To My Children: It’s Not You, It’s Me

To My Children: It’s Not You, It’s Me

When you were babies and I went back to work and a PhD, it was all about you.

I worried that you may be somehow compromised by having a mother who left you on some days of the week to pursue a career. This was a selfish and dangerous act, I was told by the media (and indeed, by other women). My babies would end up depressed, anxious, starved of love, neglected, and generally traumatised by our separation. I was told you would never grow up quite right, that the experience of having a mother who wasn’t always there would somehow affect you forever and you would end up needing therapy.

I was also told I was a bad mother, or worse I wasn’t even a mother, but that’s for another post.

So I did what every other parent who works outside the home does. I loved you as much as I physically and emotionally could when I was around. I read to you every night, rocked you to sleep, slept with your little faces close to mine, took you for walks, to the park, planned your birthday parties, had playdates at the zoo, gave you baths, taught you how to use a spoon and fork. I did all the things. I fit my schedule around you. Throughout the PhD I made sure to fit in days to wake up late with you, to have a pleasant day wandering out to the playground followed by a nap, and a play at home. This would compensate for the times when you were suffering without me, in the care of another loving adult.
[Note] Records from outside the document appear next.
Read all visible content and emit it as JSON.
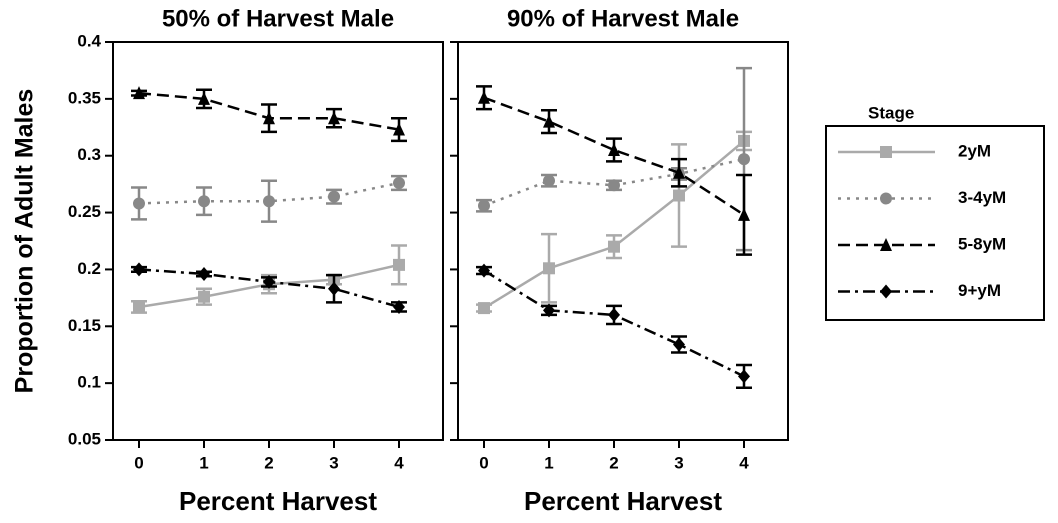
{
  "chart_data": [
    {
      "type": "line",
      "title": "50% of Harvest Male",
      "xlabel": "Percent Harvest",
      "ylabel": "Proportion of Adult Males",
      "legend_title": "Stage",
      "categories": [
        "0",
        "1",
        "2",
        "3",
        "4"
      ],
      "ylim": [
        0.05,
        0.4
      ],
      "yticks": [
        0.05,
        0.1,
        0.15,
        0.2,
        0.25,
        0.3,
        0.35,
        0.4
      ],
      "series": [
        {
          "name": "2yM",
          "color": "#aaaaaa",
          "dash": "solid",
          "marker": "square",
          "values": [
            0.167,
            0.176,
            0.187,
            0.191,
            0.204
          ],
          "errors": [
            0.005,
            0.007,
            0.008,
            0.004,
            0.017
          ]
        },
        {
          "name": "3-4yM",
          "color": "#888888",
          "dash": "dotted",
          "marker": "circle",
          "values": [
            0.258,
            0.26,
            0.26,
            0.264,
            0.276
          ],
          "errors": [
            0.014,
            0.012,
            0.018,
            0.006,
            0.006
          ]
        },
        {
          "name": "5-8yM",
          "color": "#000000",
          "dash": "dashed",
          "marker": "triangle",
          "values": [
            0.355,
            0.35,
            0.333,
            0.333,
            0.323
          ],
          "errors": [
            0.002,
            0.008,
            0.012,
            0.008,
            0.01
          ]
        },
        {
          "name": "9+yM",
          "color": "#000000",
          "dash": "dashdot",
          "marker": "diamond",
          "values": [
            0.2,
            0.196,
            0.189,
            0.183,
            0.167
          ],
          "errors": [
            0.002,
            0.002,
            0.004,
            0.012,
            0.004
          ]
        }
      ]
    },
    {
      "type": "line",
      "title": "90% of Harvest Male",
      "xlabel": "Percent Harvest",
      "categories": [
        "0",
        "1",
        "2",
        "3",
        "4"
      ],
      "ylim": [
        0.05,
        0.4
      ],
      "yticks": [
        0.05,
        0.1,
        0.15,
        0.2,
        0.25,
        0.3,
        0.35,
        0.4
      ],
      "series": [
        {
          "color": "#aaaaaa",
          "dash": "solid",
          "marker": "square",
          "values": [
            0.166,
            0.201,
            0.22,
            0.265,
            0.313
          ],
          "errors": [
            0.003,
            0.03,
            0.01,
            0.045,
            0.008
          ]
        },
        {
          "color": "#888888",
          "dash": "dotted",
          "marker": "circle",
          "values": [
            0.256,
            0.278,
            0.274,
            0.284,
            0.297
          ],
          "errors": [
            0.005,
            0.005,
            0.004,
            0.005,
            0.08
          ]
        },
        {
          "color": "#000000",
          "dash": "dashed",
          "marker": "triangle",
          "values": [
            0.351,
            0.33,
            0.305,
            0.285,
            0.248
          ],
          "errors": [
            0.01,
            0.01,
            0.01,
            0.012,
            0.035
          ]
        },
        {
          "color": "#000000",
          "dash": "dashdot",
          "marker": "diamond",
          "values": [
            0.199,
            0.164,
            0.16,
            0.134,
            0.106
          ],
          "errors": [
            0.003,
            0.004,
            0.008,
            0.007,
            0.01
          ]
        }
      ]
    }
  ]
}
Now you’re in primary school – where did the time go? And along with you eventually becoming toilet trained, learning to strap yourselves in, do up your own shoes, shower yourselves, read and ride a bike, my PhD has morphed into something called “academia”. Last year was a blur of meetings, grants, conferences, deadlines, crises, reports, and way too many weekends spent “working”. Throw in clinical work and I was one stressed mumma. Yet you continued to flourish and thrive despite me not being around all the time. You are, undecidedly, two of the most loving, confident, infectious, joyful, resilient and engaging children I’ve ever met. And you love kale. Kale is your favourite thing. How did I pull that off?! I may be biased of course, and you’re not perfect (Exhibit A Your Honour – yesterday’s bickering in the car which required my “mum voice” and an order to please cease talking immediately or mummy will lose her shiz big time) but somehow, in the midst of the PhD, while I was trying so hard to ensure your needs would never be unmet, you’ve grown into two beautiful and bright little people.

Sometime last year, I cannot remember when, I experienced “The Meltdown”. This went on for quite a while. I had the sense of losing complete control over my schedule. I was hurtling down into an armageddon of endless demands. To compensate, I did what I’ve always done- worked harder. It finally occurred to me that this could not be the solution any more. I was working myself into the ground with nothing to show for it.
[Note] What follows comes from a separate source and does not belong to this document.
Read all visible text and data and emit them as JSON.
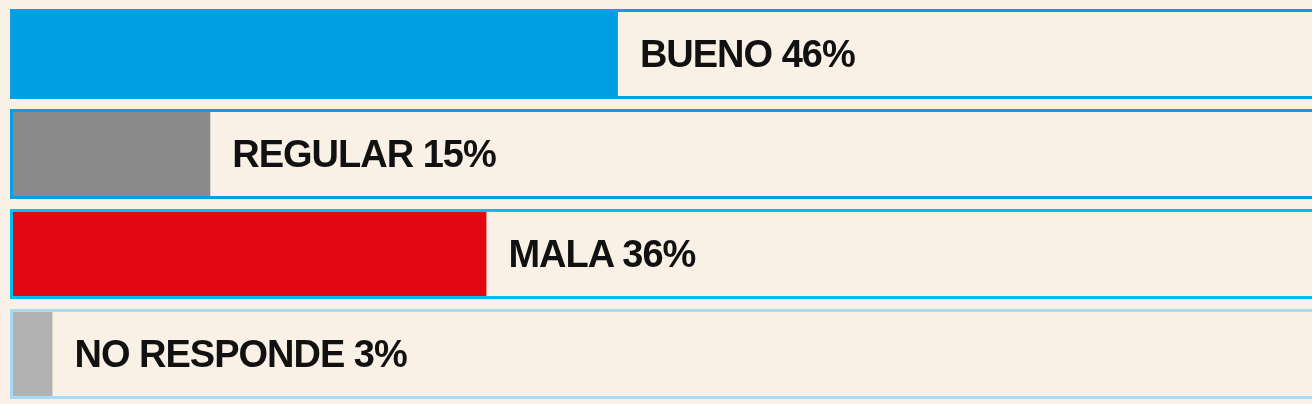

I’m now in recovery. And I’ve made a conscious decision to pull back, to say no, to protect my weekends and even my evenings. Work smarter not harder. Take breaks. And I’m not doing this for you this time. I’m doing it for me.
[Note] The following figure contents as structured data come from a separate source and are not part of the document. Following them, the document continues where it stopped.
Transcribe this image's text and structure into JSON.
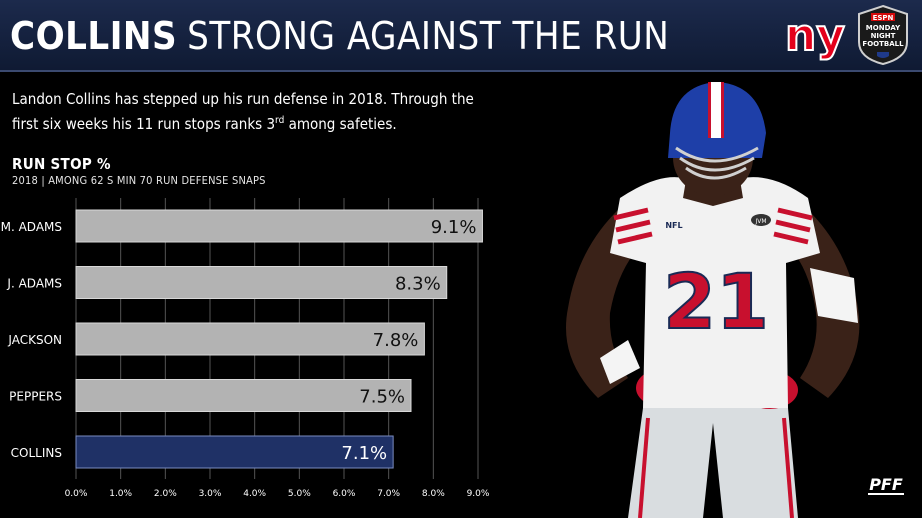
{
  "header": {
    "title_bold": "COLLINS",
    "title_rest": "STRONG AGAINST THE RUN",
    "team_logo_text": "ny",
    "broadcast_logo_lines": [
      "ESPN",
      "MONDAY",
      "NIGHT",
      "FOOTBALL"
    ],
    "background_color": "#1c2a4c"
  },
  "description": {
    "text_before_sup": "Landon Collins has stepped up his run defense in 2018. Through the first six weeks his 11 run stops ranks 3",
    "sup": "rd",
    "text_after_sup": " among safeties."
  },
  "player": {
    "jersey_number": "21",
    "jersey_badge": "NFL",
    "patch_text": "JVM"
  },
  "brand": {
    "pff_text": "PFF"
  },
  "chart_data": {
    "type": "bar",
    "orientation": "horizontal",
    "title": "RUN STOP %",
    "subtitle": "2018 | AMONG 62 S MIN 70 RUN DEFENSE SNAPS",
    "categories": [
      "M. ADAMS",
      "J. ADAMS",
      "JACKSON",
      "PEPPERS",
      "COLLINS"
    ],
    "values": [
      9.1,
      8.3,
      7.8,
      7.5,
      7.1
    ],
    "value_labels": [
      "9.1%",
      "8.3%",
      "7.8%",
      "7.5%",
      "7.1%"
    ],
    "highlight": "COLLINS",
    "xlim": [
      0,
      9
    ],
    "xticks": [
      "0.0%",
      "1.0%",
      "2.0%",
      "3.0%",
      "4.0%",
      "5.0%",
      "6.0%",
      "7.0%",
      "8.0%",
      "9.0%"
    ],
    "grid": true,
    "colors": {
      "bar": "#b3b3b3",
      "highlight": "#1f3166",
      "grid": "#555555"
    }
  }
}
I need you like never before. After a week of battling my old friend Impostor syndrome, of juggling students and meetings and projects and people, I need to listen to your fart jokes, see your wide smiles breaking like the most beautiful sunrise across a beautiful little face. I need to be lulled by the gentle rhythms of the weekend – lazy breakfasts, baking, going to the beach, watching Pokemon. I need to listen to the musical chatter of your imaginative play, and I need to kiss you every night, once when you go to bed, and once more when I turn in, so I can see you sleeping and feel my heart explode. You complete me and revive me in a way my career never will. You put the strength back into me that ebbed away during the week. On Monday mornings I feel human again, I feel whole, and I have enough charge to get through another week.

Maybe I’ve always done all the things for me, and not for you. It’s just that parenting always seemed to focus on the needs of the child and not the parent. I’m learning now, the hard way, that self care for parents is the number one priority.

So it’s not you, it’s me. I’m saying no to weekend work, to the demands, not because you’ll be compromised and need therapy, but because I will. It’s time for me to thrive and flourish.

Thank you for growing up into the beautiful people that you are today. It gives me faith every day that I’m somehow doing the right thing.